Some years ago, it was a given in diversity training to advise newbies, particularly coming from abroad to the USA, that black managers should be addressed by their title of Mr. or Ms. until the person addressed gave explicit permission to do otherwise, in the form of something like, “Just call me Dolly/Darren.”
Aspirations of equality (don’t kid yourself – hierarchy, power and authority are not absent from US life), couched in the use of first name address and other forms of informality can still be shocking to some coming to work in the USA. However, the advice was given, even inside the USA, that in dealing with people from “targeted groups”, one should hold back on the informality until it was asked for, a sign of taking them seriously and respectfully, since they often were not.
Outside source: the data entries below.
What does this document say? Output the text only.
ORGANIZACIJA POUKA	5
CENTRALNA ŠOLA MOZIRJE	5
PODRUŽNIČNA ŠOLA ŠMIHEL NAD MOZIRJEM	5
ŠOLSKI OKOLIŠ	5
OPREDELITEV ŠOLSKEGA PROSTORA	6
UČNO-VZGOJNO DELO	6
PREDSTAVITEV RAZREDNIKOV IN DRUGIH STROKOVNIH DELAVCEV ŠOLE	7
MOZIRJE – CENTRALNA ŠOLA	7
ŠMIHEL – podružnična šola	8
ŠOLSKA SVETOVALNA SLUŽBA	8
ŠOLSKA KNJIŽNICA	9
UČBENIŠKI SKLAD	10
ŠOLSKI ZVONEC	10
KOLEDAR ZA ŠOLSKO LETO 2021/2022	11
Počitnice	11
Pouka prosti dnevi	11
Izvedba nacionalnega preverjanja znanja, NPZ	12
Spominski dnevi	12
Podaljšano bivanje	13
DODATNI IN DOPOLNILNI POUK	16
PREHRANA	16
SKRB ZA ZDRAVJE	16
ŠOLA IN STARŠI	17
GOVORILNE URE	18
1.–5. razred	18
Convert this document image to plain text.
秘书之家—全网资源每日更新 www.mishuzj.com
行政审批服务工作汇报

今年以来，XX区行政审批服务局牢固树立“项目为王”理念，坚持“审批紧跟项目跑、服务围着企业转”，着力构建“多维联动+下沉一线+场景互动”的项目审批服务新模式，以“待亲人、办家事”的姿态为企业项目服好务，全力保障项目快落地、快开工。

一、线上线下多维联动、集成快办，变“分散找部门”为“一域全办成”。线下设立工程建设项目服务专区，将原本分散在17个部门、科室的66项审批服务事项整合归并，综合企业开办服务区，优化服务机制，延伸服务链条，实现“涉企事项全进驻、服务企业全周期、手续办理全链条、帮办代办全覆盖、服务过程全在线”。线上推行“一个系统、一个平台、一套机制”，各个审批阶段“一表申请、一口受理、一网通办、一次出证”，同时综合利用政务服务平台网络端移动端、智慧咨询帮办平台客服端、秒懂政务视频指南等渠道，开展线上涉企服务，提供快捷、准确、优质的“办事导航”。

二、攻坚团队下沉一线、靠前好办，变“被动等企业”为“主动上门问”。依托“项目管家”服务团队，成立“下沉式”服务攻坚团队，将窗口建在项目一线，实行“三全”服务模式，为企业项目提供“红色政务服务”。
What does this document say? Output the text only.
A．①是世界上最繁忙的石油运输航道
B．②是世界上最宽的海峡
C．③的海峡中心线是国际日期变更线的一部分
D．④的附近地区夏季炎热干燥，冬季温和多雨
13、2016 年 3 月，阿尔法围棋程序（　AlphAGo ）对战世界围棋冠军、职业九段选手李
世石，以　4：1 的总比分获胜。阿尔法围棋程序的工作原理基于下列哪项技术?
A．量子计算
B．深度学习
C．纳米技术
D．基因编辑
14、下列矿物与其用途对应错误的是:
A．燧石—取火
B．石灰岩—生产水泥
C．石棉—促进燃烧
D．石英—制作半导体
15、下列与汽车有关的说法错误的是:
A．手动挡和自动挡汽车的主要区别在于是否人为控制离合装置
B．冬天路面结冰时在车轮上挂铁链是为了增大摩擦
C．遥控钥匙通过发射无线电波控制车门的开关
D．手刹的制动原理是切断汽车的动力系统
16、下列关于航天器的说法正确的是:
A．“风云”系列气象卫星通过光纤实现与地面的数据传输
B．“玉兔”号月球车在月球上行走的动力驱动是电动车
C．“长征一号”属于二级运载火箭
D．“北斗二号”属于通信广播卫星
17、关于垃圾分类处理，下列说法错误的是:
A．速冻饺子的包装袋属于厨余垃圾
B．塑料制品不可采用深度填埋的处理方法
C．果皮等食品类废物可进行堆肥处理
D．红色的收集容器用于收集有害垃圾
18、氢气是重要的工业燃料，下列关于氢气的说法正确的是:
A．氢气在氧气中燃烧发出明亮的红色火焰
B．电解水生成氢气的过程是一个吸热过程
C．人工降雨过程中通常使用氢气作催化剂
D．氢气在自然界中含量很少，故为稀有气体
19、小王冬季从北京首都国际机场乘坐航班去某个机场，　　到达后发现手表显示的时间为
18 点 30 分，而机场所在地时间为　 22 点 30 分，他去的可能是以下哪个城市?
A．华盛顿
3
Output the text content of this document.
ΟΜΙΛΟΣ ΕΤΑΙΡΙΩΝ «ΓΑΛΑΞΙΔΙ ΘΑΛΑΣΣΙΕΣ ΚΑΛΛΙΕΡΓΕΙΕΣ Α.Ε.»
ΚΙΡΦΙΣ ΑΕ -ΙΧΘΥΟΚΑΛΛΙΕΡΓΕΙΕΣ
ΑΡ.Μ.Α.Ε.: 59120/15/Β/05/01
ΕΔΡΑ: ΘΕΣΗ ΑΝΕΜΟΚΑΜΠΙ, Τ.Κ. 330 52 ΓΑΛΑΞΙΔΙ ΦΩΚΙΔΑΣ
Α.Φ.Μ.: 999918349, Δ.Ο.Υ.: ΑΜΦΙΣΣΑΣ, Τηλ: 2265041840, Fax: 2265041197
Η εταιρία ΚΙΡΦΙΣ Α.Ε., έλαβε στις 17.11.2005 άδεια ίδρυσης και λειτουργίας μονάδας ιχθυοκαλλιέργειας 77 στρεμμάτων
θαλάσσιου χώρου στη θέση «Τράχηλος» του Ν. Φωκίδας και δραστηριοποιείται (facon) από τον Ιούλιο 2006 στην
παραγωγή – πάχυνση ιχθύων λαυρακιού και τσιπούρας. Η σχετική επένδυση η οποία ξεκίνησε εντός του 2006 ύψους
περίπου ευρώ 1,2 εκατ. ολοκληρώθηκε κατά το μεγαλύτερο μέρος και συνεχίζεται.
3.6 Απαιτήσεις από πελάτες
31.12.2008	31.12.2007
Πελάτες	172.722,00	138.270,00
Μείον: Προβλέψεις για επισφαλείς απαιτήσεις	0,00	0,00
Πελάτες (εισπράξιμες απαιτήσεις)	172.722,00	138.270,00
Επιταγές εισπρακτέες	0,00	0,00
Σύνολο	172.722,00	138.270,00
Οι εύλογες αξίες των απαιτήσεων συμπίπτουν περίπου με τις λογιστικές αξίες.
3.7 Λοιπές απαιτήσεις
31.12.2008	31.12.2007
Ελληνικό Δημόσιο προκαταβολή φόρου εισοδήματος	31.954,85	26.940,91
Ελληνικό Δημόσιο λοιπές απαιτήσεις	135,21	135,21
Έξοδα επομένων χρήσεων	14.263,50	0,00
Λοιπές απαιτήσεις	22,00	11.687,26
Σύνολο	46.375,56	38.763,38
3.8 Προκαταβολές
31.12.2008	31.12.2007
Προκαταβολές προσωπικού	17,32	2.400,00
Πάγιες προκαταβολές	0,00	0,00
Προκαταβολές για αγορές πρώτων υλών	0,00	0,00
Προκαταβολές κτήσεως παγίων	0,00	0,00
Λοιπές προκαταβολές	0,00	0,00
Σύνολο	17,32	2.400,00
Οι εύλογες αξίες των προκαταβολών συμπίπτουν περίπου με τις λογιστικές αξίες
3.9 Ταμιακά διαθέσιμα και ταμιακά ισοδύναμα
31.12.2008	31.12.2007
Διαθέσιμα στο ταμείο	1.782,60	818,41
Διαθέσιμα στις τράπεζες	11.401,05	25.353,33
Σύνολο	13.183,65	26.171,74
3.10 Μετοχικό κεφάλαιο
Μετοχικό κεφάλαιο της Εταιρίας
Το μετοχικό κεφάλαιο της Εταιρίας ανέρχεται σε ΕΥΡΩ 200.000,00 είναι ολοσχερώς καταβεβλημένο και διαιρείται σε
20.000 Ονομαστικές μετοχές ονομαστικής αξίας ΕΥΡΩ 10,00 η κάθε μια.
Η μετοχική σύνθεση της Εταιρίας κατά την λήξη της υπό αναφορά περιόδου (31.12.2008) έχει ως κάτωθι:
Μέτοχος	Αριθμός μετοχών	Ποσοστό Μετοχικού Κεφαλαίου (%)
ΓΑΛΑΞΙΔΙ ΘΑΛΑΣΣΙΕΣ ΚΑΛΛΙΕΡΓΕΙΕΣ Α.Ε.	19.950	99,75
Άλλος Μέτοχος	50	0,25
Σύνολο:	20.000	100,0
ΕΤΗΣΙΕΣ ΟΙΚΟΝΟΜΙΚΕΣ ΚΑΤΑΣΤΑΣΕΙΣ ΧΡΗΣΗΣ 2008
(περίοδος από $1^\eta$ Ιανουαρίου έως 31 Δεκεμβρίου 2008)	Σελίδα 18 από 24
On the other hand, with bearded white guys, since they are assumed to be living in the lap of privilege, it was okay, or even de rigueur to dismiss with the titles. When lecturing in several French universities, I used to do the USian thing and tell my students, “Just call me George,” and then watch them uncomfortably stutter as they tried to stop saying “Doctor”. This seems to be disappearing, if not totally gone in most of my current teaching experiences.
Thus, I found it interesting when today a colleague of mine, a US university professor working in Europe, shared this linked article with me. It made me wonder whether it is to be taken at face value, simply an op-ed rationale for a kind of practical restoration of formalities, or does it share the motivation and rationale of elevating those who are presumed to be minorities, as I have mentioned above. If the latter is the case, are profs and teachers now enrolled in the feeling set of targeted minorities, requiring a new level of PC to breathe free? Or, lastly, does this possibly reflect the contemporary shifts toward authoritarianism we are increasingly seeing in politics, or… Opinions please.